Allerdings muss es dazu auch eine Schattenseite geben. Selbstverständlich sind die Preise sehr hoch (ca. 600-700$ pro Monat im geteilten Zimmer). Die Wohnungen sind mit Ausnahme der Küche nicht eingerichtet. Um Möbel, Geschirr, etc. muss man sich selbst kümmern. Hierbei kann man mit Craigslist auf Gebrauchtes setzen oder sich alles neu kaufen. Die Zimmer werden üblicherweise geteilt, was bedeutet, dass man zu zweit in einem Zimmer schläft. Das ist in Long Beach sehr üblich und wird von beinahe allen Studenten so gehandabt, da sich kaum jemand einen „private room“ leisten kann. Auch die Verpflegung ist leider sehr teuer in Kalifornien. In den Supermärkten erlebt man zunächst einen unerwarteten Schock, da man wohl vermutlich mit günstigeren Preisen gerechnet hat.

Freizeit/Aktivitäten

Freizeittechnisch ist Long Beach der perfekte Ort. Die Möglichkeiten sind unbegrenzt und bei einer gerissenen Modulwahl lässt sich Studium und Freizeit sogar koppeln, indem man Module wie beispielsweise Surfen wählt.

Roadtrips
Kalifornien besteht aus unzähligen wunderschönen Orten, Städten und Sehenswürdigkeiten, welche mit kleinen Roadtrips erreichbar sind. Das einzige was man braucht ist ein Auto. Hier kann ich die App "Turo" empfehlen, welche nach dem Prinzip von Airbnb funktioniert. Aus eigener Erfahrung kann ich sagen, dass es sich lohnt die Versicherung immer dazu zu buchen. Alternativ ist man auch gut und sehr günstig mit Flixbus, Megabus oder Greyhound unterwegs.
Schnell erreichbare Orte sind zum Beispiel:
- San Diego
- San Francisco
- Las Vegas
- Grand Canyon
- Laguna Beach
- Santa Barbara
- Malibu
- Silicon Valley
- Mexico
- Yosemite National Park
- Joshua Tree national Park
- und viele weitere.

Lokale Aktivitäten
Long Beach zu erkunden lohnt sich. Kleine Sehenswürdigkeiten wie zum Beispiel "RMS Queen Mary" besiegeln den Charme der kleinen Stadt. Zudem finden sich in Long Beach einige kleine Bars und ein Club.
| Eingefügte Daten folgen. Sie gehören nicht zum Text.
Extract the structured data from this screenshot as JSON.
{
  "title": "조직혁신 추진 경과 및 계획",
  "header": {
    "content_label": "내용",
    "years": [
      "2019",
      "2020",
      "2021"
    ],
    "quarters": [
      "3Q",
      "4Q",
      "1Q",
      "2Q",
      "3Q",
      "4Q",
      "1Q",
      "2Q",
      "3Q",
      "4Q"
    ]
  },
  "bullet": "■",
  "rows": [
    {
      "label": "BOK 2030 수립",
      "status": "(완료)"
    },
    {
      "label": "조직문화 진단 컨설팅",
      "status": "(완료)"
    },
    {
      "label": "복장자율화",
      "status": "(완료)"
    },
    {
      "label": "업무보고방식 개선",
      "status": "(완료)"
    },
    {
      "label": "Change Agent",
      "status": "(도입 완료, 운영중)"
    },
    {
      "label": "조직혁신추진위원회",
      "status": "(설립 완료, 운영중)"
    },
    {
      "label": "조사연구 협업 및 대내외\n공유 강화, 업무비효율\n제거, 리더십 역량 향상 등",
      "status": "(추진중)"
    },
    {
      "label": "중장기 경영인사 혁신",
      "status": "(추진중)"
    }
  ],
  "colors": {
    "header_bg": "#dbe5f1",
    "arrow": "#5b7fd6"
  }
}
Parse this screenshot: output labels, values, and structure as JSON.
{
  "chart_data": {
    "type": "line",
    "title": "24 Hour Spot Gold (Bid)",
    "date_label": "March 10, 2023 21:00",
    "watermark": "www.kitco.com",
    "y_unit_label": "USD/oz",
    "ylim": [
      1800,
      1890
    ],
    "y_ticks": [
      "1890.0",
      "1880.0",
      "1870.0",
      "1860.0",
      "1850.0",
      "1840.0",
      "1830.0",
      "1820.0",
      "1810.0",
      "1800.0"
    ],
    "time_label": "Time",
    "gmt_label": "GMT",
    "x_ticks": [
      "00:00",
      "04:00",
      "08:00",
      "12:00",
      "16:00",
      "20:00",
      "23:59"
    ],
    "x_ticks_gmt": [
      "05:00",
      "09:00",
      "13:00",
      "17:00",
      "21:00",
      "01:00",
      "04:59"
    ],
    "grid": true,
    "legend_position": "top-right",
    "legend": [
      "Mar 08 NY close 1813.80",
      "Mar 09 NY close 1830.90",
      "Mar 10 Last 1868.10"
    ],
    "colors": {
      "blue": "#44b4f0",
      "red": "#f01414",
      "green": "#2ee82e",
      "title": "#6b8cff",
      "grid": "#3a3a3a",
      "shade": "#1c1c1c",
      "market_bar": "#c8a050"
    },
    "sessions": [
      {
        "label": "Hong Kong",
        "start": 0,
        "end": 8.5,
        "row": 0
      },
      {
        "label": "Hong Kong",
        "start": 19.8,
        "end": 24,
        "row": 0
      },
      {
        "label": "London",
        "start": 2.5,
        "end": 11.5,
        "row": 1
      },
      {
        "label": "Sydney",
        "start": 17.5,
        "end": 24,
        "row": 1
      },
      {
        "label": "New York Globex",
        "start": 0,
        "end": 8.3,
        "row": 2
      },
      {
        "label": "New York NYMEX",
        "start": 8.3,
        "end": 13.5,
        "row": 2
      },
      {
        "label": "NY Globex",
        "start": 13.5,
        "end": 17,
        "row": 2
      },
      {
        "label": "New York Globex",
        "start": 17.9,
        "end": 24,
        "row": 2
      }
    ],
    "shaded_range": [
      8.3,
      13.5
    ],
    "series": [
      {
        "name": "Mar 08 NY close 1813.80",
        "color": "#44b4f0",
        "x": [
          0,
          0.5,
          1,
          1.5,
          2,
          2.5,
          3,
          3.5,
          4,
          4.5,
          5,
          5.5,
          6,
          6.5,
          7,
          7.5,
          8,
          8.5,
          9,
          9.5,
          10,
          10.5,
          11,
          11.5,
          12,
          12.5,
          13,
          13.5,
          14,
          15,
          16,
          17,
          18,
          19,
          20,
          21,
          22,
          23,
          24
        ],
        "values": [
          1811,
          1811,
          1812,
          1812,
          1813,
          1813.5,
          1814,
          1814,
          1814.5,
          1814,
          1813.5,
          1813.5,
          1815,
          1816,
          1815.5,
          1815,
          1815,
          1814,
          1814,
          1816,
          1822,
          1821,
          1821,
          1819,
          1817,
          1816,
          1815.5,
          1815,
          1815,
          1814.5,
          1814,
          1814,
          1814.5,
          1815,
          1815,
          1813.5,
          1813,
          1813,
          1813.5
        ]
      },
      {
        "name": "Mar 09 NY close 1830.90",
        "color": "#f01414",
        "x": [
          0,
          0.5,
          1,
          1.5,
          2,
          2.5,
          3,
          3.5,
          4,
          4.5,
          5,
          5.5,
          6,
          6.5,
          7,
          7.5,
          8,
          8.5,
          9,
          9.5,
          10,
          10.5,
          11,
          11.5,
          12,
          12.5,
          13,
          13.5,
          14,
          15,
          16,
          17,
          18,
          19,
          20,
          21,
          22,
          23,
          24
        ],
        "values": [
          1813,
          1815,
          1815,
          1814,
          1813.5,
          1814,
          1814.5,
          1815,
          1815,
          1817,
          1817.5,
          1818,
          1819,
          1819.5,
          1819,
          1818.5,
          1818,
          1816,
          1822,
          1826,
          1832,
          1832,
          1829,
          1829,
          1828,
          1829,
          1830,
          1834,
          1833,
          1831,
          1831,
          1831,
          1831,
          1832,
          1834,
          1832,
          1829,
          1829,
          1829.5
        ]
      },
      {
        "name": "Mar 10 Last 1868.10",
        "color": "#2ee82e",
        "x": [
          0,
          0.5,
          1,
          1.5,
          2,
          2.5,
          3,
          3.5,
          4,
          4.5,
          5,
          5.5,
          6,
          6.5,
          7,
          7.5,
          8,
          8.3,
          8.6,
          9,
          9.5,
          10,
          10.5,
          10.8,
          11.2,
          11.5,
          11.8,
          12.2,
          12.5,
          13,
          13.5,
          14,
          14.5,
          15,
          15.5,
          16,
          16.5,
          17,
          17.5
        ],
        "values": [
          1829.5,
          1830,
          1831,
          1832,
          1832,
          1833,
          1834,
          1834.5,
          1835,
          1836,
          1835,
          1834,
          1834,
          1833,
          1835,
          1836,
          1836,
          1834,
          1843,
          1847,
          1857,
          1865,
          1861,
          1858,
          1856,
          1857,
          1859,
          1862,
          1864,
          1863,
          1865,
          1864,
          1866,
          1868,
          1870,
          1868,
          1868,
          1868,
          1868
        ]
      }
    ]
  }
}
Möchte man etwas weiter hinaus, gibt es ca. 20 Minuten entfernt in Huntington Beach sehr gute Bars und Clubs. Dort findet sich für jeden eine geeignete Lokalität. Die unmittelbare Nähe zu Los Angeles ist ein weiterer Pluspunkt für Long Beach. Feiern in Hollywood sollte auf keiner To-Do-Liste fehlen.

Zusammenfassung

Ich hatte eine großartige Zeit in Kalifornien und habe das Leben eines klassischen Studenten Kaliforniens kennengelernt. Die Universität hat alles Nötige und mehr geboten. Ich habe dank der großen Modulauswahl sehr interessante Fächer belegt und fachlich viel Neues gelernt. Dank der guten Lage mitten im Westen der USA habe ich unzählige schöne Orte besucht und erkundet.